Andii Bowsher has recently written a book that might be of some use to you, especially if you’d like to combine structure with spontaneity in your prayer life. His book is called Praying the Pattern, and there is a website at Abbeynous that encourages discussion of the book.
It is the best book I’ve seen on teaching how to use the Lord’s Prayer as a pattern for prayer. Bowsher’s little book not only teaches, but provides an abundance of examples and suggestions.
Here’s what you get in this book:
A nice, brief exposition of the Lord’s Prayer. Not overdone; nothing extravagant.
A consideration of the spiritual dynamics of the prayer as a pattern: he explores here why it matters that Jesus does not begin with confession (he calls such a pattern the ‘four spiritual laws’ pattern), etc..

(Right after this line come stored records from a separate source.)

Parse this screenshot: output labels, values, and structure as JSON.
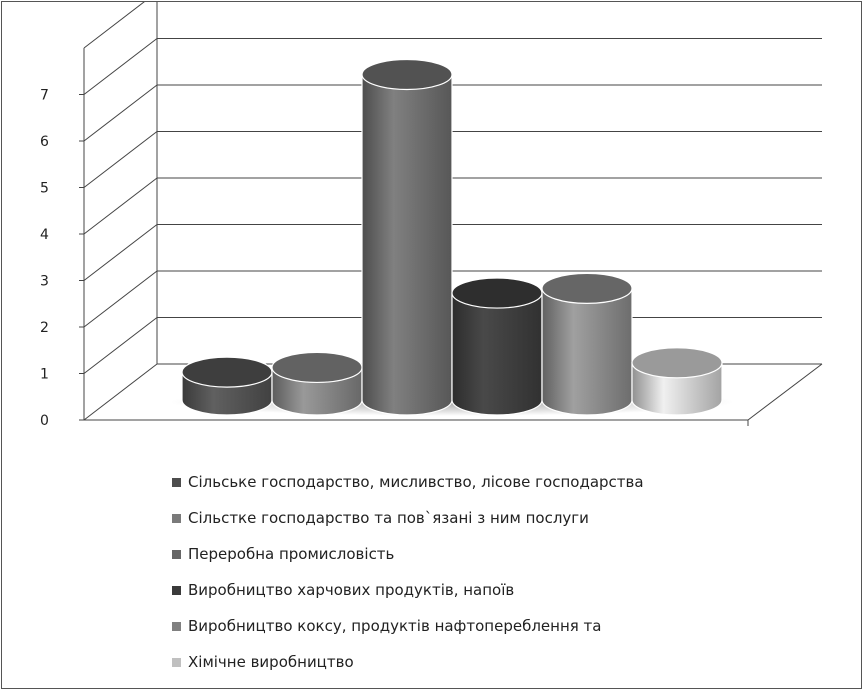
{
  "chart_data": {
    "type": "bar",
    "style": "3d-cylinder",
    "title": "",
    "xlabel": "",
    "ylabel": "",
    "ylim": [
      0,
      8
    ],
    "y_ticks": [
      "0",
      "1",
      "2",
      "3",
      "4",
      "5",
      "6",
      "7"
    ],
    "grid": true,
    "legend_position": "bottom",
    "series": [
      {
        "name": "Сільське господарство, мисливство, лісове господарства",
        "value": 0.6,
        "color": "#4d4d4d"
      },
      {
        "name": "Сільстке господарство та пов`язані з ним послуги",
        "value": 0.7,
        "color": "#7a7a7a"
      },
      {
        "name": "Переробна промисловість",
        "value": 7.0,
        "color": "#666666"
      },
      {
        "name": "Виробництво харчових продуктів, напоїв",
        "value": 2.3,
        "color": "#3a3a3a"
      },
      {
        "name": "Виробництво коксу, продуктів нафтопереблення та",
        "value": 2.4,
        "color": "#808080"
      },
      {
        "name": "Хімічне виробництво",
        "value": 0.8,
        "color": "#c0c0c0"
      }
    ]
  }
}
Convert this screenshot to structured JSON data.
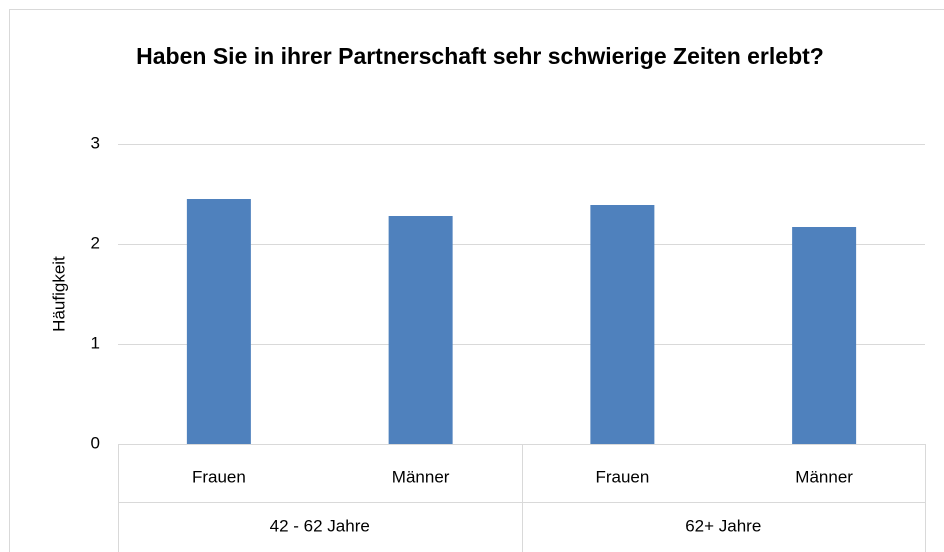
{
  "chart_data": {
    "type": "bar",
    "title": "Haben Sie in ihrer Partnerschaft sehr schwierige Zeiten erlebt?",
    "y_label": "Häufigkeit",
    "categories": [
      "Frauen",
      "Männer",
      "Frauen",
      "Männer"
    ],
    "groups": [
      "42 - 62 Jahre",
      "62+ Jahre"
    ],
    "values": [
      2.45,
      2.28,
      2.39,
      2.17
    ],
    "color": "#4f81bd",
    "ylim": [
      0,
      3
    ],
    "yticks": [
      0,
      1,
      2,
      3
    ],
    "grid": true
  }
}
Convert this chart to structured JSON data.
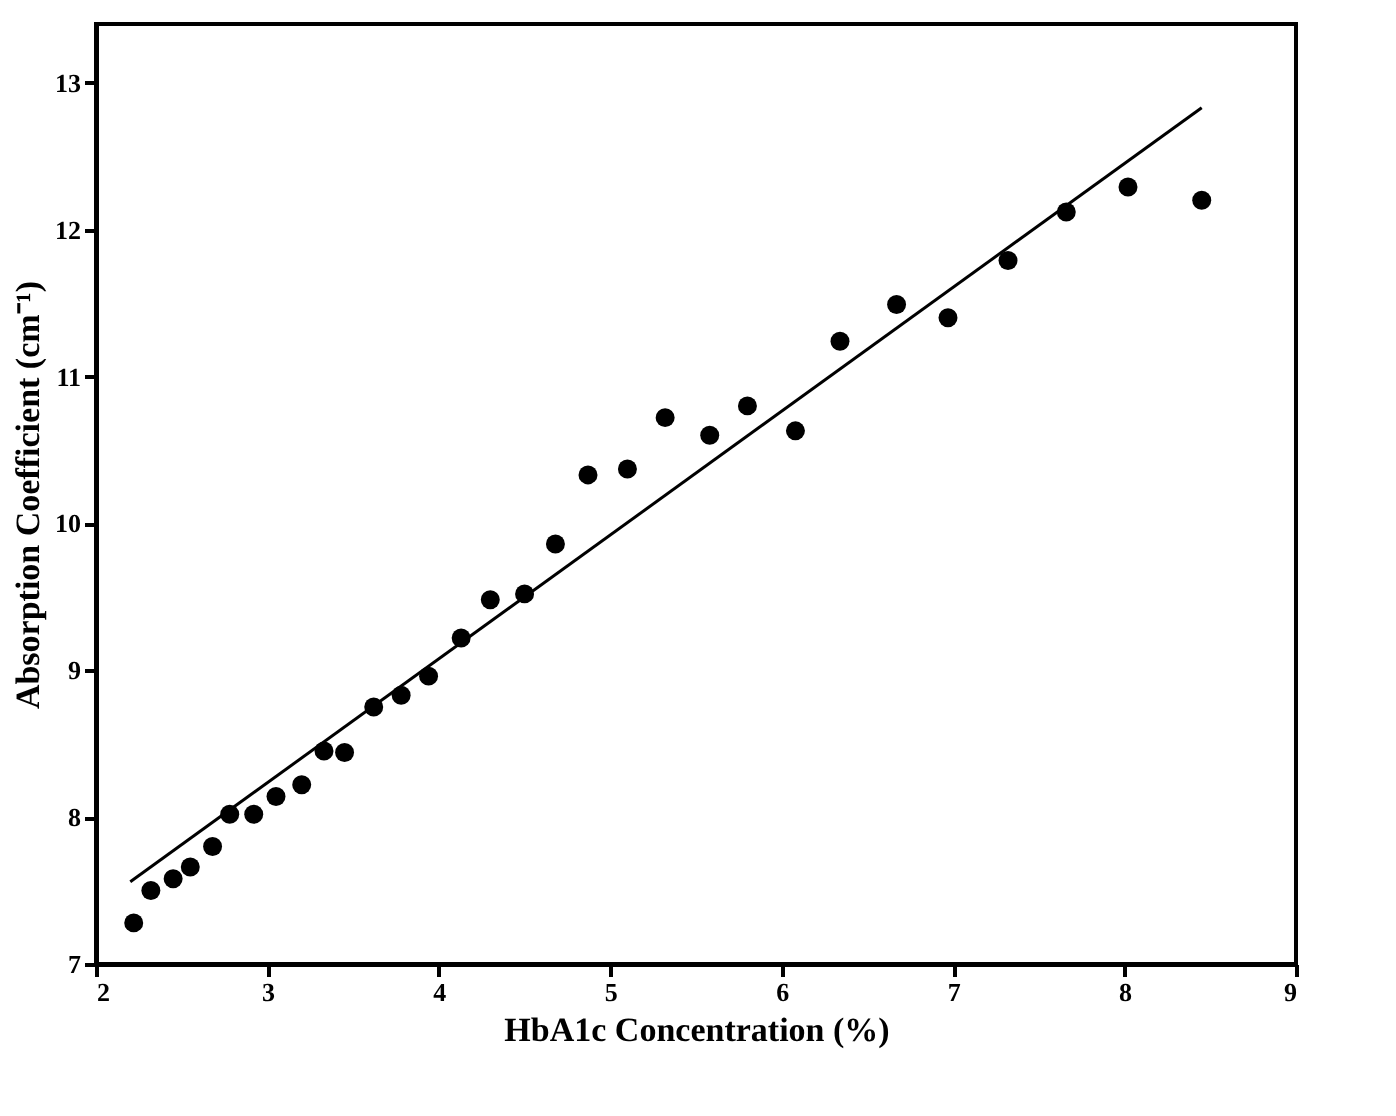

A suggestion that Christians build a Lord’s Prayer organizer or scrapbook, in which sections are devoted to the various petitions and we gather and collect our thoughts and poems and pictures, etc. Quite suggestive.
A list of other suggestions for ways to use the Lord’s prayer: using stones, cards, computers.
A set of reflections on “body prayer” (Doug Pagitt has a book on this).
A clever set of suggestions on how to let the Lord’s Prayer be the guide for constructing a rule of life (Tony Jones wrote a book on this).
The book concludes with an entire set of liturgies (with an apologetic for doing such a thing) that are built on the Lord’s Prayer.